Выбрать главу

Следователь пришел в замешательство, когда я представил это поразительное доказательство того, что ни министр, ни его подчиненные не виновны в пренебрежении служебными обязанностями. Было совершенно очевидно, что это связано с тем, что еще одна надежда комиссии внезапно угасла.

Не менее характерен для бессмысленности всей деятельности Следственной комиссии был мой допрос 8 апреля, который я запомнил почти дословно и изложу здесь, чтобы читатель мог сам составить представление о предельно пустом и бесполезном судебном процессе над нами.

После того как я предстал перед комиссией, один из ее членов попросил меня описать, какая система использовалась для телеграфного сообщения с зарубежными странами и Ставкой. Я отвечал, что, насколько я знаю, между Министерством внутренних дел и армейским командованием была прямая связь, но что я не вполне уверен в этом. А что касается своих зарубежных подразделений, то министерство всегда использовало для сношения с ними шифрованные телеграммы.

— Это означает, — сказал председатель комиссии, преисполненный собственной важности, — что Департамент полиции не имел прямой связи с другими странами?

— Нет, — отвечал я, — наши телеграммы шифровались и отправлялись через почтовое отделение № 35, размещавшееся в нашем помещении. Что происходило с телеграммами потом, мне неизвестно, но я допускаю, что почта отправляла их, как и все прочие.

Затем председатель спросил меня, знал ли я что-нибудь о связях Протопопова и некоего Карла Перрена. Я отвечал в полном соответствии с истиной, что Перрен был знакомым Протопопова, которому тот однажды послал телеграмму.

— Я думаю, — добавил я, — что Перрен просил у Протопопова разрешения на въезд в страну, но Департаментом полиции была наведена справка по поводу Перрена, что дало нежелательный результат, так как оказалось, что военные власти подозревали его в шпионаже.

Тогда меня спросили, помню ли я, когда это было.

— Думаю, в ноябре, — ответил я, — но не могу сказать точно. В любом случае, справка была дана, и Протопопов получил всю информацию о Пер-рене. Через две недели или немного позже Перрен снова прислал телеграмму Протопопову, с еще одной просьбой о разрешении на въезд в страну. По просьбе Протопопова мы сочинили вежливый отказ, и Протопопов сам лично послал его телеграммой.

Это было все, что я знал о деле Перрена. Затем председатель комиссии пожелал узнать, существовал ли в Департаменте полиции специальный отдел, занимающийся делами о шпионаже. Я ответил, что нет. Один из членов комиссии спросил меня, что я знаю об учреждении «Датского кабеля», на что я правдиво ответил, что не имею ни малейшего представления, о чем идет речь.
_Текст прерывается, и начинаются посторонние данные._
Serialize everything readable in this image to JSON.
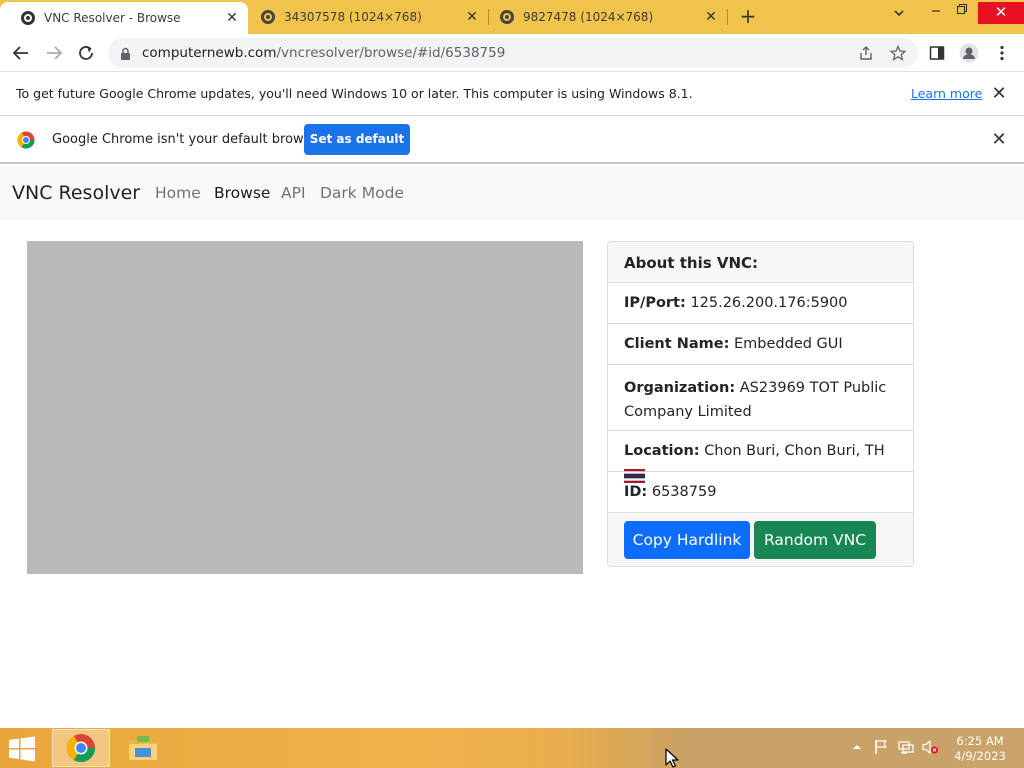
{
  "browser": {
    "tabs": [
      {
        "label": "VNC Resolver - Browse",
        "active": true
      },
      {
        "label": "34307578 (1024×768)",
        "active": false
      },
      {
        "label": "9827478 (1024×768)",
        "active": false
      }
    ],
    "url_host": "computernewb.com",
    "url_path": "/vncresolver/browse/#id/6538759"
  },
  "infobar_update": {
    "message": "To get future Google Chrome updates, you'll need Windows 10 or later. This computer is using Windows 8.1.",
    "link": "Learn more"
  },
  "infobar_default": {
    "message": "Google Chrome isn't your default browser",
    "button": "Set as default"
  },
  "site": {
    "brand": "VNC Resolver",
    "nav": [
      "Home",
      "Browse",
      "API",
      "Dark Mode"
    ]
  },
  "vnc_info": {
    "header": "About this VNC:",
    "ip_label": "IP/Port:",
    "ip_value": "125.26.200.176:5900",
    "client_label": "Client Name:",
    "client_value": "Embedded GUI",
    "org_label": "Organization:",
    "org_value": "AS23969 TOT Public Company Limited",
    "location_label": "Location:",
    "location_value": "Chon Buri, Chon Buri, TH",
    "id_label": "ID:",
    "id_value": "6538759",
    "copy_button": "Copy Hardlink",
    "random_button": "Random VNC"
  },
  "taskbar": {
    "time": "6:25 AM",
    "date": "4/9/2023"
  },
  "colors": {
    "tabstrip": "#f0c34a",
    "primary": "#0d6efd",
    "success": "#198754",
    "chrome_blue": "#1a73e8"
  }
}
На этом допрос, как и предшествовавшие, завершился — классический пример полной пустоты и бесполезности деятельности комиссии. Затем мне разрешили вернуться в свою камеру{149}.

Глава XX

Дни страха. — Ожидание катастрофы. — Июльское восстание большевиков. — Временное правительство ищет моей помощи в борьбе против Ленина. — Мое «преступление» раскрыто. — Бессмысленные обвинения.Моя защита

Впервые дни июля 1917 года мы, заключенные, заметили, что в городе происходит что-то необычное. Офицеры и солдаты в крепости пребывали в состоянии нервного возбуждения, которое мы не могли понять; и очень скоро обычные еженедельные визиты наших родственников были отменены.
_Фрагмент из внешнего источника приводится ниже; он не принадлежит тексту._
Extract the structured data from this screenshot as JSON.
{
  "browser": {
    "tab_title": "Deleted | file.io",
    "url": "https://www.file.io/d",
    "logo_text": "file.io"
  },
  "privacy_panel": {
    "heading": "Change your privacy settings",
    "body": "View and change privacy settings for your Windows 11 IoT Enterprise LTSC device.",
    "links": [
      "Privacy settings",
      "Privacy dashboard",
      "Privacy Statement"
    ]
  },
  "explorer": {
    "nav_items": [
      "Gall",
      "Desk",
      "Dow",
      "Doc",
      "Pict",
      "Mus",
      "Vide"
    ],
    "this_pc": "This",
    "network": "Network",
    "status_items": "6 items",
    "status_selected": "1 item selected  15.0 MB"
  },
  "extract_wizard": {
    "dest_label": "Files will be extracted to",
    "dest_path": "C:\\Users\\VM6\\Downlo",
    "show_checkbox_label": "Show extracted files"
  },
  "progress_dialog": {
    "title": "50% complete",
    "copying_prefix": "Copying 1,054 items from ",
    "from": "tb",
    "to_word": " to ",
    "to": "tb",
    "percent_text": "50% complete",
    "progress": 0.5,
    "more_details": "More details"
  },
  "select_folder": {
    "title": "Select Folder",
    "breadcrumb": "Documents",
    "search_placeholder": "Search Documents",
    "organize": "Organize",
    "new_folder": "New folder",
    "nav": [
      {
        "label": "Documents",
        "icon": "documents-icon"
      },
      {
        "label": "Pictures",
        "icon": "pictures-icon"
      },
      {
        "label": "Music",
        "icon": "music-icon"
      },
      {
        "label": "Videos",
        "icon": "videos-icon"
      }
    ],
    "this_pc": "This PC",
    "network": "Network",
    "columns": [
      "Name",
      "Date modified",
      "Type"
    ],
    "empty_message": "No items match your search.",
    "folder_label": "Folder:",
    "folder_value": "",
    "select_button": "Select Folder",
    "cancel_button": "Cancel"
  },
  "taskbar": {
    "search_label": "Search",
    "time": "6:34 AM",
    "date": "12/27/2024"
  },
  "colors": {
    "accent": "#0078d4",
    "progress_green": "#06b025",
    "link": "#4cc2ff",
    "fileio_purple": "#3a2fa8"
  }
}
Однажды мы услышали с той стороны реки, из города выстрелы из винтовок и пулеметную стрельбу, и так как мы все еще не понимали, что происходит, то часами изводили себя, строя самые фантастические теории.

Конечно, вначале я полагал, что это восстание верных сторонников царской власти против республиканского правительства. Я очень желал этого в интересах России, но наше положение в подобном случае только усугубилось бы, так как мы находились в тюрьме в руках революционеров. И тем не менее я всем сердцем надеялся, что схватка за стенами тюрьмы закончится победой монархистской партии. Однако по некоторым намекам охранников я вскоре понял, что это не восстание монархистов, а мятеж в лагере самих революционеров. Никаких подробностей мы не смогли узнать, несмотря на все усилия.

Все разговоры с тюремной охраной вновь были строго запрещены, но, находясь в состоянии нервного возбуждения, я не мог долее выносить напряжения и спросил у солдата-охранника, когда он вошел в мою камеру, что происходит и чем объясняется продолжающаяся перестрелка, которую я вполне отчетливо слышал через открытое окно. Услышав мой вопрос, солдат усмехнулся, смерил меня взглядом и сказал, что в городе все спокойно. Дав мне столь лживый ответ и только заставив волноваться еще сильнее, он закрыл за собой дверь и несколько часов не появлялся.